Was this about a woman up to her shoulders down a manhole (personhole, if you want) repairing all that stuff most of us don’t have to think about till it goes wrong – you know, laying cables, pipes, hacking grease blocks out of sewers, while getting filthy and risking injury – and not being paid the same as the man down the adjacent hole doing the same kind of repairs? No, of course not. One reason is that women don’t tend to do this kind of work. Funny, though, how we never hear from Carrie Gracie and the sisterhood that women are being kept out of roadworks teams or off construction sites, physically punishing, unglamorous, low-status toil that is not well remunerated and often needs to take place in rain and sleet.
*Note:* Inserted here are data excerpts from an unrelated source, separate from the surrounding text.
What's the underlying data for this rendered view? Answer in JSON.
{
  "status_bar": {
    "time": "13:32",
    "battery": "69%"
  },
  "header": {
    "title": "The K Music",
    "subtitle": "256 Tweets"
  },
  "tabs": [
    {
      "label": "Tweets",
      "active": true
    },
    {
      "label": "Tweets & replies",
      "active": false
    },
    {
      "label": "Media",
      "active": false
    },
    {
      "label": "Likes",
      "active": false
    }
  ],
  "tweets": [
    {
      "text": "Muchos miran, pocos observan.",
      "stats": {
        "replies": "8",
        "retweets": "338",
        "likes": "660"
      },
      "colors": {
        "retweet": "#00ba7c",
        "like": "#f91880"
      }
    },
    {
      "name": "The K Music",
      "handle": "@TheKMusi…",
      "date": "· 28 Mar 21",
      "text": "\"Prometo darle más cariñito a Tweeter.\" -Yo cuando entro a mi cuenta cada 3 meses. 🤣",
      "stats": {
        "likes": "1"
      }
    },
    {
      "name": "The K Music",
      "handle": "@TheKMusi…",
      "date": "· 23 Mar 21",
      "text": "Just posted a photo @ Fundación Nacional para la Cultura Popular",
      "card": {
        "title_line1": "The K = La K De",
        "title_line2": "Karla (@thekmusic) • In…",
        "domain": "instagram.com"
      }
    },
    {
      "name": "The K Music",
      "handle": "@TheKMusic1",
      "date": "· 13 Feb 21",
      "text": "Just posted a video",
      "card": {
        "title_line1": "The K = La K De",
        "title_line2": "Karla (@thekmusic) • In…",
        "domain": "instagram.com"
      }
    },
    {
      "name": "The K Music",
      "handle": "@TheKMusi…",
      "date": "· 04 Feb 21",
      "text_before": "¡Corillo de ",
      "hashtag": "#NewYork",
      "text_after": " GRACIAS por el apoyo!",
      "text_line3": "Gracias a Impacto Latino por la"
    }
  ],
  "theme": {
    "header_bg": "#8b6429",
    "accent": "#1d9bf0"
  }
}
Funny how it seems mostly to be about boardrooms and so-called glass ceilings, possibly literally glass ceilings in swanky inner-city buildings designed by award-winning architects. Anyway, a world away from the fellas out there lifting and carrying in the drizzle.


Was it about a teacher of the same age, qualifications and experience being paid less than her male counterpart? No. Was it about a woman social worker ditto same age, qualifications and experience and the same case load being fobbed off with a lower salary than her male colleague? No. How about a female GP doing the same hours being in receipt of a lower salary than the male doctor in the room next door? Not this one either. Care workers? No. Cabin crew? No. Solicitors? Accountants? Still wrong.

It was another Tale from Tinseltown involving the exploitation of women. Poor Claire Foy, star of Netflix’s The Crown series, was apparently paid less than Matt Smith, who played the Duke of Edinburgh to her Elizabeth II. Foy was reportedly paid £28,000 per episode for the first two series, less than Smith, though his haul was not made clear. At a TV industry conference in Jerusalem, co-producer Suzanne Mackie said that the pay difference would be rectified in future. ‘Going forward, no one gets paid more than the Queen,’ as industry trade journal Variety quoted her. The producers had claimed that it was Smith’s previous work on Dr Who that earned him higher pay.

I don’t claim to know much about the wrangles and negotiations that must take place between stars, their agents, studio bosses, tax accountants looking after their investments, whoever. What I do know, and am confident that most people feel the same, is that like Premiership footballers, or people who play concerts to a packed O2, these performers are well paid. They wouldn’t deny that. Maybe they wouldn’t even deny that they were overpaid. Grossly so. It’s no use, however, going on about this. The market pays what the market pays. Presumably, the studio looked at the slightly younger Foy’s track record and angled at what it could get her for. That’s what they do; they’re a business, not a social service. Maybe Foy and her agent could have played hardball, but reasoned that the role might have gone to another equally beautiful and talented young actress (after all, there are a lot of them). To be fair to Foy, brilliant in her role as the young monarch and a worthy winner of a Golden Globe, she’s made nothing of it and appeared embarrassed when the subject was raised. Maybe she was wondering why anyone was treating her as a victim whose battle needed fighting for her or maybe she was thinking ‘I felt darned lucky to be paid what I was, though my fee has now just gone up nicely.’ I hope, though, that she was thinking, ‘Oh hell, here we go again. Somebody on this non-case.’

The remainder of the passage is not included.